Chronique : La servante écarlate (The handmaid’s tale)

Une société où les femmes sont traitées en esclaves et n’ont que pour unique but que de satisfaire les pulsions des hommes ? C’est le futur effrayant imaginé par Margaret Atwood en 1985. Une véritable piqûre de rappel pour ne pas oublier les droits que les femmes ont acquis, mais qu’elles pourraient encore à tout moment perdre au prétexte d’un conflit, d’une crise… ou d’une élection.

Roman devenu culte dans son pays d’origine, mais également dans le monde entier, La servante écarlate est un texte de la canadienne Margaret Atwood. Elle a écrit quantité de romans, que je ne pourrais tous vous citer, mais en voici quelques-un qui me tentent : Le dernier homme, C’est le coeur qui lâche en dernier, Le tueur aveugle ou encore Captive. Et bien sûr, la suite de La servante écarlate : Les Testaments.
La servante écarlate était déjà un classique Outre-Atlantique bien avant son adaptation en série par HBO, mais cette dernière l’a révélée au monde entier. Avant cela, le texte était avant tout connu des fans d’anticipations et de dystopies. Maintenant, il est un véritable symbole, la tenue des fameuses « servantes » étant souvent réutilisée lors de manifestations pro-choix aux Etats-Unis. Preuve s’il en est que cette oeuvre a durablement marqué les esprits.

Plus terrifiant que le passé : le futur

Les femmes n’ont pas été gâtées par l’Histoire, mais ce que le futur de La servante écarlate leur réserve est bien pire… Fini la mise à l’écart, le « doux » machisme, les métiers de pouvoirs réservés aux hommes et arrachés par certaines femmes… Non, cette fois-ci la société américaine va prendre un virage terrible pour les femmes, les catégorisant par utilité : épouses, gestatrices, servantes… rien de plus. Tout à commencé avec les licenciement des femmes dans toutes les entreprises, puis peu à peu le totalitarisme s’est installé. Et désormais, dans chaque riche foyer, il y a une « servante », une femme qui sert de ventre pour la gestation d’un couple aisé. Mais la femme dudit couple n’est pas bien mieux lotie que la servante, à peine moins pire.

C’est dans cette version horrible et futuriste des Etats-Unis que vit Defred, servante dans une maisonnée respectable. Son but est d’enfanter pour le couple. Pour ce faire, elle est violée régulièrement par le mari pendant que la femme lui tient le haut du corps… Et c’est ce qu’il se passe dans toutes les maisons.

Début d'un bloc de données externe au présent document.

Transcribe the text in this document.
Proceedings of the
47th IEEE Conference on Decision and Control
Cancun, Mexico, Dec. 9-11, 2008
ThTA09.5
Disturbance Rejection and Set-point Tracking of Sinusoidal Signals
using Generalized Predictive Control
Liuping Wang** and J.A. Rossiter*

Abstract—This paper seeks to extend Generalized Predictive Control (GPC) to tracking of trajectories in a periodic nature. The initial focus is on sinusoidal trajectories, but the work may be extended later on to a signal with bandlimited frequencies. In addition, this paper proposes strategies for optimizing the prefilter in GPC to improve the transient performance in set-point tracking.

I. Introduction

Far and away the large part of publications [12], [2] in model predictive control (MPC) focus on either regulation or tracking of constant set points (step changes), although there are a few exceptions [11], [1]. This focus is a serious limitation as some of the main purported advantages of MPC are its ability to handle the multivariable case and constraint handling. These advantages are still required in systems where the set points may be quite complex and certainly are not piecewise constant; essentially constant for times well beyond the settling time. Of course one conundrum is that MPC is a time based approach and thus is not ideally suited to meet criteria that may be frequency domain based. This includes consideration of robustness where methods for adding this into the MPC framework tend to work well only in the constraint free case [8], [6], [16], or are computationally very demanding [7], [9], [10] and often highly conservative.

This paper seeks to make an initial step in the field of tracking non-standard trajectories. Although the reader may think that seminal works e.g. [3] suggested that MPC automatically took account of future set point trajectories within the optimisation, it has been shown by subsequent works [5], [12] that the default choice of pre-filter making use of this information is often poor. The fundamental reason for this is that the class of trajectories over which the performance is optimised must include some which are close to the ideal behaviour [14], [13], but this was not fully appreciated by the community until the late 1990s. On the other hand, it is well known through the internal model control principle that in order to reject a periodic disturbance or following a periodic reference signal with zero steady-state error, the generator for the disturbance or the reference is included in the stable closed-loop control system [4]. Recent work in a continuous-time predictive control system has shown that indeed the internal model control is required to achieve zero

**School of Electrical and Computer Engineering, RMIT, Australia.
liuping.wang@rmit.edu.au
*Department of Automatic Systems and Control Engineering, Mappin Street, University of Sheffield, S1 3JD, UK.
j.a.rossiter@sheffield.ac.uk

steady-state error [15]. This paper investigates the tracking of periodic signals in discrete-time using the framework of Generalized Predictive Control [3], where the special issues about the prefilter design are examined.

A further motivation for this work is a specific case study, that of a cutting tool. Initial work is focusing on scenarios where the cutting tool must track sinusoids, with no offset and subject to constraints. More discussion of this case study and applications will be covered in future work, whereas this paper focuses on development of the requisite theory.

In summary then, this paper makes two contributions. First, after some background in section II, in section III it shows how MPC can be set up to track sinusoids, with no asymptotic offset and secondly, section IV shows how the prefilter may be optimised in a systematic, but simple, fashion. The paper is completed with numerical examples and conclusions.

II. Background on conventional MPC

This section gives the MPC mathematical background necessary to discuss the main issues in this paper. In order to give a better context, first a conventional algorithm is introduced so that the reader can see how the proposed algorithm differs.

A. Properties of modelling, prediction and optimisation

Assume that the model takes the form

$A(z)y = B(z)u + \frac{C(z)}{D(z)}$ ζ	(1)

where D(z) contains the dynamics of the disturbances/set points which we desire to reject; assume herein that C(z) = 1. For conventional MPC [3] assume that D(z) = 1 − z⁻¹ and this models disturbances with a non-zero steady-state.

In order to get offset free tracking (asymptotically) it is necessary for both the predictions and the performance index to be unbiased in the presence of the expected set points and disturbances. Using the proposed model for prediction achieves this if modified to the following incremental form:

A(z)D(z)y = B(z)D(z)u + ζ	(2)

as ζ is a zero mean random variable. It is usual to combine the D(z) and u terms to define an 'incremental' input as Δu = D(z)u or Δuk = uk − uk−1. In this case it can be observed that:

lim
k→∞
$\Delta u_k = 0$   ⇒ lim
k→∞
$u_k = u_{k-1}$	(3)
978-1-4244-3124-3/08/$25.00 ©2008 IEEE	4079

Le seul but de Defred est de fuir cette « république » et de retrouver sa famille éclatée. Mais peut-on fuir un régime totalitaire où le moindre de nos pas est surveillé ? Et où chaque femme est considéré comme une propriété ?

Terrifiant, passionnant, révoltant

Si ce roman a autant marché, c’est bien parce qu’il fait écho à quelque chose. Une crainte, un souffle qui éveille les consciences. Le monde dépeint par Margaret Atwood paraît lointain et irréel, mais je pense justement qu’il ne faut pas le voir de cette façon.
Cette lecture, que j’ai prise de plein fouet, me fait penser qu’il ne faut pas rester sur nos maigres acquis, cela d’autant plus quand on voit que les Etats-Unis ont révoqué l’arrêt Roe versus Wade pour laisser chaque état décider ou non de la légalité de l’avortement. Et ils sont très peu nombreux à vouloir encore l’autoriser… Ce contrôle du corps des femmes, c’est une partie de ce que dénonce Margaret Atwood dans ce terrible texte.

Et quand on voit l’actualité, il semble très visionnaire.

Lire La servante écarlate est important selon moi car il permet d’éveiller les consciences. Il montre le mécanisme incroyable qui se met à l’œuvre pour retourner les esprits, y compris les plus innocents. Car si cette république fonctionne, c’est grâce au bon vouloir de chacun et chacune… comment en est-on arrivé là ? C’est expliqué succinctement, par bribes grâce au travail d’un historien du futur. Nous n’avons pas toutes les réponses, mais c’est encore une fois passionnant.

Alors, oui, c’est une dystopie mais La servante écarlate est avant-tout un ouvrage politique qui met en garde. Il illustre à quel point la soumission à l’autorité peut lentement glisser vers une forme de dictature. Alors, lisez La servante écarlate au moins pour son côté sf/anticipation réussit, mais aussi et surtout pour ce qu’il dénonce. Ce n’est pas arrivé, mais ça pourrait… L’actualité internationale nous le rappelle chaque jour (Trump vient d’être réélu au moment où paraît cet article, et quand je l’ai rédigé il y a plus d’un an, je ne pensais jamais écrire ces lignes…).